Kayserililer, Fransız seyyahtan mucize beklemişler
Lucas'ın kentle ilgili gözlemleri dikkat çekerken, Anadolu'da yayılan ünü ile ilaç olmadan mucizevi olarak tedavi yaptığı halk arasında yayılıyor. Lucas bu ünü nedeniyle Kayseri'de de kendisinden mucize bekleyen hastalarla karşılaşıyor. Bunlardan bir olayı Lucas şöyle anlatır: “Beni görmeye gelenlerin içinde görme özürlü bir bayan soğukkanlılıkla onu tedavi etmemi istemişti. Ona göz tedavisi için hiçbir ilacın olmadığını söyledim. Fakat buna rağmen ilaç tedavisini istemediğini, benim tarafımdan bir mucizenin gerçekleştirilmesini istiyordu. Aslında çaresiz olduğunu kendisi de biliyordu. Çarenizin sadece Allah'ta olduğunu bilmenize rağmen hâlâ ne istiyorsunuz dediysem de kadın buna anlam veremiyordu ve memnuniyetsiz bir şekilde evden çıkmıştı. Eğer Fransız doktorlar her şeyi yapabiliyorsa, neden o zaman bu doktor benim gözlerimin açılmasını istemiyor; diye benden bahsediyormuş.”
Lucas şehirde kaldığı sürece başka enteresan olay ve isteklerle de karşılaşmıştır. Bunlardan bir diğeri de ziyaretine gelen birisinin kendisine altın yapmayı öğretmesini istemesiydi. Lucas bu teklif karşısında ilk önce şaşırmış daha sonra gülerek neden altın yapma ilmini daha önce öğrenmediğini düşünmüştü. Lucas'ın karşılaştığı diğer bir olay da yine altınla ilgiliydi. Kayseri ziyareti süresince yanında olan bir derviş bir gün ona altın yapmasını öğreteceğini söylüyor.

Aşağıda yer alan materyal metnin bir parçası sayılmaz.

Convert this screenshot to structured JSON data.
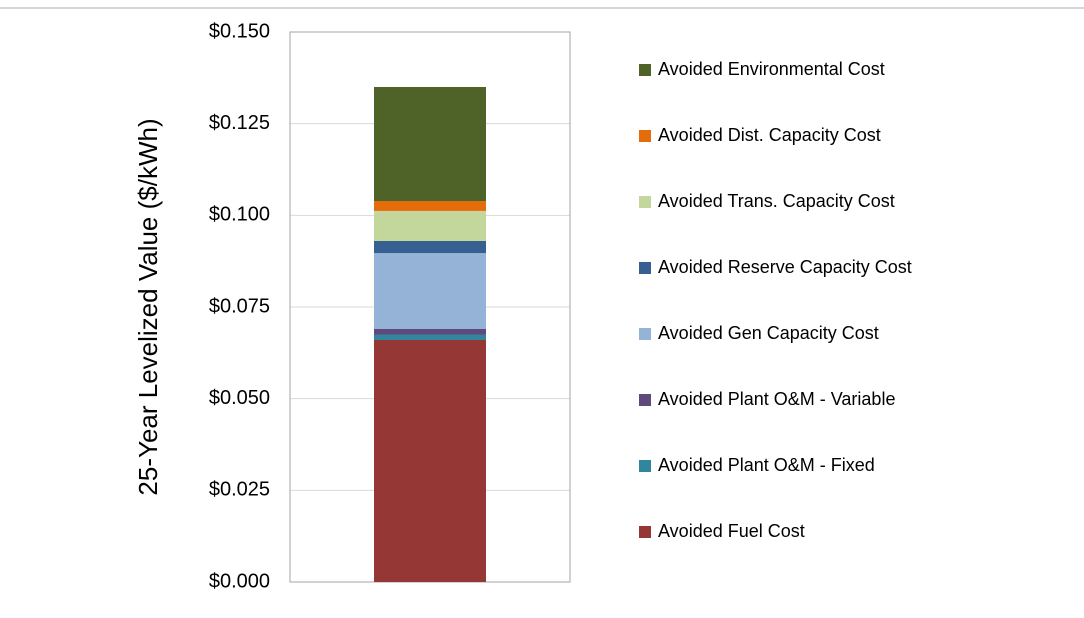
{
  "chart_data": {
    "type": "stacked_bar",
    "y_label": "25-Year Levelized Value ($/kWh)",
    "categories": [
      null
    ],
    "series": [
      {
        "name": "Avoided Fuel Cost",
        "color": "#953735",
        "values": [
          0.066
        ]
      },
      {
        "name": "Avoided Plant O&M - Fixed",
        "color": "#31859c",
        "values": [
          0.0015
        ]
      },
      {
        "name": "Avoided Plant O&M - Variable",
        "color": "#604a7b",
        "values": [
          0.0015
        ]
      },
      {
        "name": "Avoided Gen Capacity Cost",
        "color": "#95b3d7",
        "values": [
          0.0207
        ]
      },
      {
        "name": "Avoided Reserve Capacity Cost",
        "color": "#376092",
        "values": [
          0.0033
        ]
      },
      {
        "name": "Avoided Trans. Capacity Cost",
        "color": "#c3d69b",
        "values": [
          0.0082
        ]
      },
      {
        "name": "Avoided Dist. Capacity Cost",
        "color": "#e46c0a",
        "values": [
          0.0027
        ]
      },
      {
        "name": "Avoided Environmental Cost",
        "color": "#4f6228",
        "values": [
          0.0311
        ]
      }
    ],
    "ylim": [
      0,
      0.15
    ],
    "yticks": [
      {
        "value": 0,
        "label": "$0.000"
      },
      {
        "value": 0.025,
        "label": "$0.025"
      },
      {
        "value": 0.05,
        "label": "$0.050"
      },
      {
        "value": 0.075,
        "label": "$0.075"
      },
      {
        "value": 0.1,
        "label": "$0.100"
      },
      {
        "value": 0.125,
        "label": "$0.125"
      },
      {
        "value": 0.15,
        "label": "$0.150"
      }
    ],
    "grid": true,
    "legend": "right"
  }
}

Şehir halkının çoğu terbiyeli ve nazik insanlardı
Lucas, şehirdeki yapılar ve harabeler dışında sosyal yapı ve gelenekler üzerinde Batı'yla kıyaslayıcı birtakım bilgiler de verir. Bu durumu Lucas şöyle anlatır: “Şehir halkının çoğu terbiyeli ve nazik insanlardı. Çoğu şişman olmalarına rağmen boylarının uzun olması onları bir yerde avantajlı kılarken, kadınlar ise Türkiye'deki diğer birçok kadına göre çekingendi.”
Ayrıca Lucas'ın şehrin tam ortasında olduğunu belirttiği saray Osmanlı döneminde Paşa Sarayı olarak adlandırılan yönetim binasıdır. Bu saray günümüzde kentin Cumhuriyet Meydanı olarak adlandırılan bölümünün doğusunda yer alıyordu. Şehrin pazarlarının temizliği ve güzelliğinden bahseden Lucas, halkın terbiyeli ve nazik insanlar olduğunu özellikle vurguluyor.
Seyyah şehrin yakın çevresinde de birtakım incelemeler yapmıştır. Erciyes Dağı eteklerine geldiğinde bu dağın yüksekliği ve yılın dört mevsiminde tepesinde bulunan kardan etkilenen seyyah, dağın eteklerinde bulunan antik Mazaka kentinin (eski Kayseri) harabelerinden ayrıntılı olarak bahsediyor.